Among our state’s luminaries who have attained the distinguished Eagle Scout rank are former Govs. Gary Locke and Dan Evans, Attorney General Rob McKenna, former U.S. House Speaker Tom Foley, business leaders Howard Lincoln, John Creighton and Jimmy Collins, and civic leader William Gates Sr.
Washington state is also distinguished for having the longest-operating Boy Scout camp west of the Mississippi, the 440-acre Camp Parsons on Hood Canal (since 1919).
Through its various programs — Cub Scouts, Venturing, Explorers, Scoutreach, Learning for Life, and traditional Boy Scouts for boys under 18 years old — scouting teaches the values that make our communities strong.
Anybody who wants to live a decent life would do well to repeat the Scout Oath every day. “On my honor I will do my best to do my duty to God and my country, and to obey the Scout Law, to help other people at all times, to keep myself physically strong, mentally awake, and morally straight.” Contained within that statement are all the basics for governing ourselves in a free society. Personal responsibility — the foundation for our freedoms — is unmistakably contained in the Scout Oath.
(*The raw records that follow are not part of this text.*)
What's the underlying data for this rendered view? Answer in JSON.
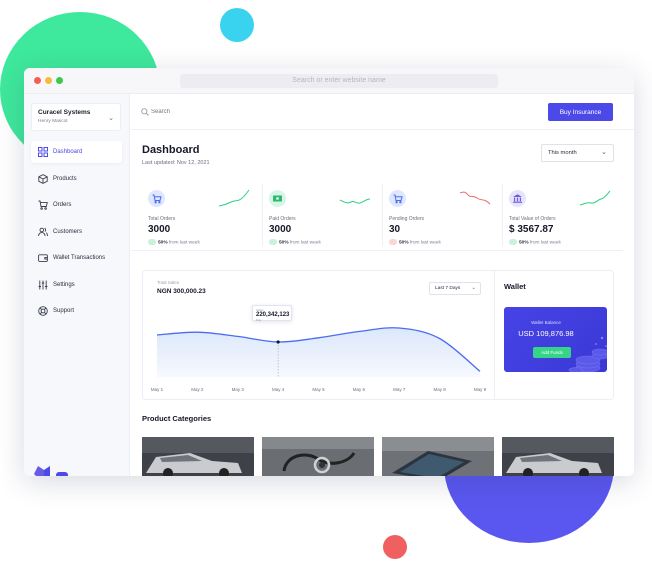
{
  "browser": {
    "url_placeholder": "Search or enter website name"
  },
  "sidebar": {
    "org_name": "Curacel Systems",
    "org_user": "Henry Mascot",
    "items": [
      {
        "label": "Dashboard",
        "icon": "grid-icon",
        "active": true
      },
      {
        "label": "Products",
        "icon": "box-icon",
        "active": false
      },
      {
        "label": "Orders",
        "icon": "cart-icon",
        "active": false
      },
      {
        "label": "Customers",
        "icon": "users-icon",
        "active": false
      },
      {
        "label": "Wallet Transactions",
        "icon": "wallet-icon",
        "active": false
      },
      {
        "label": "Settings",
        "icon": "sliders-icon",
        "active": false
      },
      {
        "label": "Support",
        "icon": "lifebuoy-icon",
        "active": false
      }
    ]
  },
  "header": {
    "search_placeholder": "Search",
    "buy_label": "Buy Insurance"
  },
  "dashboard": {
    "title": "Dashboard",
    "updated": "Last updated: Nov 12, 2021",
    "period": "This month"
  },
  "stats": [
    {
      "label": "Total Orders",
      "value": "3000",
      "pct": "50%",
      "suffix": "from last week",
      "icon": "cart-icon",
      "icon_bg": "#dfe6ff",
      "icon_color": "#4b6cf0",
      "trend": "up"
    },
    {
      "label": "Paid Orders",
      "value": "3000",
      "pct": "50%",
      "suffix": "from last week",
      "icon": "cash-icon",
      "icon_bg": "#d6f5e6",
      "icon_color": "#2fb872",
      "trend": "up"
    },
    {
      "label": "Pending Orders",
      "value": "30",
      "pct": "50%",
      "suffix": "from last week",
      "icon": "cart-icon",
      "icon_bg": "#dfe6ff",
      "icon_color": "#4b6cf0",
      "trend": "down"
    },
    {
      "label": "Total Value of Orders",
      "value": "$ 3567.87",
      "pct": "50%",
      "suffix": "from last week",
      "icon": "bank-icon",
      "icon_bg": "#e6e3fb",
      "icon_color": "#6a5be6",
      "trend": "up"
    }
  ],
  "sales": {
    "label": "Total Sales",
    "total": "NGN 300,000.23",
    "range": "Last 7 Days",
    "tooltip_label": "Sales",
    "tooltip_value": "220,342,123",
    "tooltip_sub": "May"
  },
  "chart_data": {
    "type": "area",
    "categories": [
      "May 1",
      "May 2",
      "May 3",
      "May 4",
      "May 5",
      "May 6",
      "May 7",
      "May 8",
      "May 9"
    ],
    "values": [
      60,
      64,
      58,
      50,
      56,
      65,
      70,
      55,
      8
    ],
    "ylim": [
      0,
      100
    ],
    "highlight_index": 3,
    "grid": false,
    "line_color": "#4b6cf0",
    "fill_color": "#dbe7fb"
  },
  "wallet": {
    "title": "Wallet",
    "balance_label": "Wallet Balance",
    "balance": "USD 109,876.98",
    "add_label": "Add Funds"
  },
  "categories": {
    "title": "Product Categories"
  }
}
Will Rogers remarked that the problem with the Boy Scouts is that there aren’t enough of them. I have talked to a number of people who regret not having been Boy Scouts. I always tell them that it’s not too late: The Scouts need adult leaders. And even if one didn’t participate in scouting as a child, moms and dads can get as much out of the program as their kids.
As always, the Boy Scouts of our community needs members and financial supporters. What better way to celebrate the 100th anniversary of scouting than to contact your local Scout unit or council and find out how you can give back to Scouting?